The Supreme Joy of Writing in the Open

There are times when I’m spectacularly awed by Open Source Software. Today was one of those days. We published a blog post about how the team I work on uses the terminal, GitHub, and Jekyll to publish 18f.gsa.gov. This post could just as easily be titled “the guide I wish I had 10 years ago when I started tinkering around with web development.” On my way home, I did a little from-the-bus troubleshooting for a reader who was having trouble with our instructions and found myself appreciating how many people went in to shaping this post to where it is now.

The last in the chain (so far) is a Twitter user and digital humanities professor I don’t know and may never meet in person named Heather Froehlich (@heatherfro). Heather tried following our instructions nearly immediately after my co-author, Melody Kramer, tweeted about it. Before @heatherfro there was Moncef Belyamani, who did a tremendous amount of extra legwork completely unsolicited to help us make the post clearer. He even wrote a script called laptop that future 18F team members will be able to use to make their lives easier on day one. In addition to Moncef were the other individuals who helped us find mistakes and add to the post. And none of this includes all the people reading it right now and those who might read it in the future.

We didn’t just write a post about open source software and how to use it, we wrote it in the open and you can actually see the back and forth Mel and I had to update the post and even see where Moncef jumped in to help us. If you go back even further you can see an earlier revision where we got some help from Eric Mill. Earlier still we had help from Kate Garklavs in testing our tutorial.

The post instructs people to use tools we built internally like the go script written by Mike Bland and myself, and the overall architecture of our site shaped by many people who have already been mentioned plus our colleagues Michelle Hertzfeld, Elaine Kamlley, Hillary Hartley and the dozens of individuals who have contributed to the site in one way or another. When readers run git clone in the tutorial, they are downloading the work of nearly 60 other people.

Zooming out even further, when readers run those commands they are building off the work of thousands of other people who built the tools our site uses to generate: Jekyll is the bedrock with 430 contributors, but there’s also the handful of gems that go into making Jekyll work and everybody who had a hand in those projects. On top of all that, Ruby, the language every gem is written in, is an open source project with hundreds of individuals working on a given release.

This is all to show how easily we can trace @heatherfro’s comments on twitter through a kind of supply chain of code, prose, and ideas that builds 18F’s website simply because it is open source. We don’t write all of our articles this way, but I’m hoping we do it more.

One thing about GitHub I find profoundly interesting is their drive toward expanding the idea of working in the open to realms that are not programming. Last summer they introduced PSD Viewing and Diffing and later did the same for SVGs. They improved the interface for comparing text documents like Markdown so that it’s easier to see what has changed and have one of the best wiki platforms in existence (sorry, MediaWiki, it’s true). They’re building a robust collaboration platform that facilitates the kind of exchange of ideas and knowledge creative people crave.

I’m attempting to relaunch the journalism project Danielle and I helped create in Seoul as a static site (using Jekyll right now, but Middleman is looking interesting). GitHub was just getting stated and I remember being really confused about what the point of version control was.
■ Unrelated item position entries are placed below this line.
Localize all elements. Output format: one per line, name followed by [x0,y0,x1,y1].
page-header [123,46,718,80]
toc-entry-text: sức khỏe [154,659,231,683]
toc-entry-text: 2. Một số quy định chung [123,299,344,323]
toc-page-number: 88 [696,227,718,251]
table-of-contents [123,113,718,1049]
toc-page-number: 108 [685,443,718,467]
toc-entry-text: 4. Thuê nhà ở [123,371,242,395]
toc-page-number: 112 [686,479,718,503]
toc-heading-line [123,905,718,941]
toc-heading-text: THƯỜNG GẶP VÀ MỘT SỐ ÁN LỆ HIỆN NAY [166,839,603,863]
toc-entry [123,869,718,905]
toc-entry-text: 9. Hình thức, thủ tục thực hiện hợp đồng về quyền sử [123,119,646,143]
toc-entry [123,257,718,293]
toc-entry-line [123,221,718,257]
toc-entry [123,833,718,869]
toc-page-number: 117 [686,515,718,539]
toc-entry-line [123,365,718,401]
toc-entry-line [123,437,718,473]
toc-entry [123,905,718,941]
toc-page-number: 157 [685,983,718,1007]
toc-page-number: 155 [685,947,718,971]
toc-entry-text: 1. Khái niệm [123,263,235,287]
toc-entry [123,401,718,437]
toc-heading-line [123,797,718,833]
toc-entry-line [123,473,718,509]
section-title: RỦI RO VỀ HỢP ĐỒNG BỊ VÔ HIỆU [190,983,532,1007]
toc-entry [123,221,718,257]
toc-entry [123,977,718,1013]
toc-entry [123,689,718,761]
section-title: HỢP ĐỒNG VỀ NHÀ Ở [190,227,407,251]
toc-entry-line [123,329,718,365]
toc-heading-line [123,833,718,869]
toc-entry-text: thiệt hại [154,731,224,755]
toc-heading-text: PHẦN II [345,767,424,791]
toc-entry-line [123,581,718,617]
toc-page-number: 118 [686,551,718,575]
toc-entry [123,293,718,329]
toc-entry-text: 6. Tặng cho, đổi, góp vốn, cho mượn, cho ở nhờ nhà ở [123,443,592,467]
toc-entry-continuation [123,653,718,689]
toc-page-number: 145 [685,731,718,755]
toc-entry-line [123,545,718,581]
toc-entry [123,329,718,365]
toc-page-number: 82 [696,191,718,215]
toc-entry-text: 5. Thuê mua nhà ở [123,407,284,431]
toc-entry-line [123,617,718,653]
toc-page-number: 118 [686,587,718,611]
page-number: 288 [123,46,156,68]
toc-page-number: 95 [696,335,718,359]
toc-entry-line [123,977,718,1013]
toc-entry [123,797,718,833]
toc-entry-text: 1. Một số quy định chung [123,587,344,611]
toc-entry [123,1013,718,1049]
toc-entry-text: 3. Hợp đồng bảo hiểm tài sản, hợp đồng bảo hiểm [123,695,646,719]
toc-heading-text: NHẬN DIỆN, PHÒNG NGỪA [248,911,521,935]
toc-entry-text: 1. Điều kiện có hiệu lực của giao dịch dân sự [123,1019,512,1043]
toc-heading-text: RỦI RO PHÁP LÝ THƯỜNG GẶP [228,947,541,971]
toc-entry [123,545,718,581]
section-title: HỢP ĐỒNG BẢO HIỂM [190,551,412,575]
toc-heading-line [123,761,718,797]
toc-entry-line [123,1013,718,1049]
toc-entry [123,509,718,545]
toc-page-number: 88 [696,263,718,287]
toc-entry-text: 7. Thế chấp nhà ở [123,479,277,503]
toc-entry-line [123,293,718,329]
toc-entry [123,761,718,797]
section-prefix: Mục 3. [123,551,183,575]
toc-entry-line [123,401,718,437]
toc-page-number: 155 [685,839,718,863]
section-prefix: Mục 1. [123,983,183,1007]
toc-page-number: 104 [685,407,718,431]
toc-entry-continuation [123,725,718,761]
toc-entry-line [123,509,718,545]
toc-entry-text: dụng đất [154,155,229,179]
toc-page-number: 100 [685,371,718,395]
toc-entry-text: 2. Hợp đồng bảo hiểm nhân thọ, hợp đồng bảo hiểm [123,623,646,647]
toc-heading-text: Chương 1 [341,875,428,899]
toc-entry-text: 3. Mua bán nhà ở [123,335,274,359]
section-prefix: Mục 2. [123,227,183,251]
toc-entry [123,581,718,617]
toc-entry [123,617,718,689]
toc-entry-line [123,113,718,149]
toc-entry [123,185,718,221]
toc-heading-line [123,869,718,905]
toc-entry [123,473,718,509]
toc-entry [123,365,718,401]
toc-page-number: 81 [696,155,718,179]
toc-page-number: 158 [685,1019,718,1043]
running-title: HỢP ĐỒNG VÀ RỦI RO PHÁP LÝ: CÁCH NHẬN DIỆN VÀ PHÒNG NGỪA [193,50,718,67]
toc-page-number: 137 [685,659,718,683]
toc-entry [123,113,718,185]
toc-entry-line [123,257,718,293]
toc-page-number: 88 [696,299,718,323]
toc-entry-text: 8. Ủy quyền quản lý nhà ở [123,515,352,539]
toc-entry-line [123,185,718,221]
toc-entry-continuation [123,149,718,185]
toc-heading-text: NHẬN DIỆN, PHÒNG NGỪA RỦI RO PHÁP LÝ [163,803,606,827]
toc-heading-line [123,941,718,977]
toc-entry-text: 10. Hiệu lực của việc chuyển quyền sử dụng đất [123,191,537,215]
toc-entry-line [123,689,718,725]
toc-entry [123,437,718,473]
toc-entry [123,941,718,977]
Tearing apart that old WordPress theme was an exercise in seeing how far I’ve come as a web developer, and reflecting on the decisions I made and how many of them I would make differently if I were doing it today.
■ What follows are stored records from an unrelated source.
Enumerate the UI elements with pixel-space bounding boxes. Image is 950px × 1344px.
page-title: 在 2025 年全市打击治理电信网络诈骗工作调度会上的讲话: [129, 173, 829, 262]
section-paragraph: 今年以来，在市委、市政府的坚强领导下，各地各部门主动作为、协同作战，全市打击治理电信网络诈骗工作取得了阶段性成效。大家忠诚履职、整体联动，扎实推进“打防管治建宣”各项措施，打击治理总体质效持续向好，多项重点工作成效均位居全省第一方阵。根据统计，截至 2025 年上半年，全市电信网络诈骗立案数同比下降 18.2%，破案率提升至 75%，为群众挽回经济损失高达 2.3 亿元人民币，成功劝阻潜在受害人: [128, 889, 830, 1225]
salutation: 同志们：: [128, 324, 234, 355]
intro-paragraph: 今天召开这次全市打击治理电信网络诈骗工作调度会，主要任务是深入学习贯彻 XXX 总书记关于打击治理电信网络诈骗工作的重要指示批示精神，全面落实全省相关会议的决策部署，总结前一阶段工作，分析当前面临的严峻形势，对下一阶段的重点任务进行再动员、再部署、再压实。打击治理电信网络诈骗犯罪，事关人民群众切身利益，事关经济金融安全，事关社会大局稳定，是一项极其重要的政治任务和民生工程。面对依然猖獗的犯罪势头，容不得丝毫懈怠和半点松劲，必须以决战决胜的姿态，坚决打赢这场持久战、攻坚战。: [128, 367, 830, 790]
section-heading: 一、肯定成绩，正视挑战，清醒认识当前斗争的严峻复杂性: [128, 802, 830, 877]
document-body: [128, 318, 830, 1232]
One of the first things I remembered was sitting in a cafe in Hyehwa with the rest of the IU team, crowded around our MacBooks to unveil at least two different version of the site I had worked on by deactivating and reactivating different themes from the admin interface. It was extremely frustating, and laughable now that I know how to work with branches, tags, and commit history. I also remember emailing around PSD files when we were attempting to land on a logo, and using Google Wave (yes, we actually used Wave and kind of loved it) to discuss our drafts. I’m pretty sure we would have done if not all, a lot more of that in GitHub were it the platform it’s turned into today.

This is not an advertisement, though. GitHub has some big flaws and barriers to entry for people who don’t have a lot of patience for the technical are still high. It is, at its core, a profit-driven commercial engine and the underlying codebase for GitHub is not open source and there’s no guarantee it will be around forever.

One thing I love about open source projects is their potential for immortality. WordPress has a particularly delightful open source story. Matt Mullenweg loves telling it and I’ve summarized it before, but the gist of it is that love it or not, WordPress would never have existed if not for the open source license of the project that preceeded it, b2/cafelog. That immortality and spirit of picking up a project where it was left is still fairly unique to software. Copyrights are, by law, “fixed in a medium,” they are often thought of as complete works and create strange legal issues for derivative works or remixes. If we can one day have a society where works of art are as open and communal as works of code, that would be a truly wonderful place.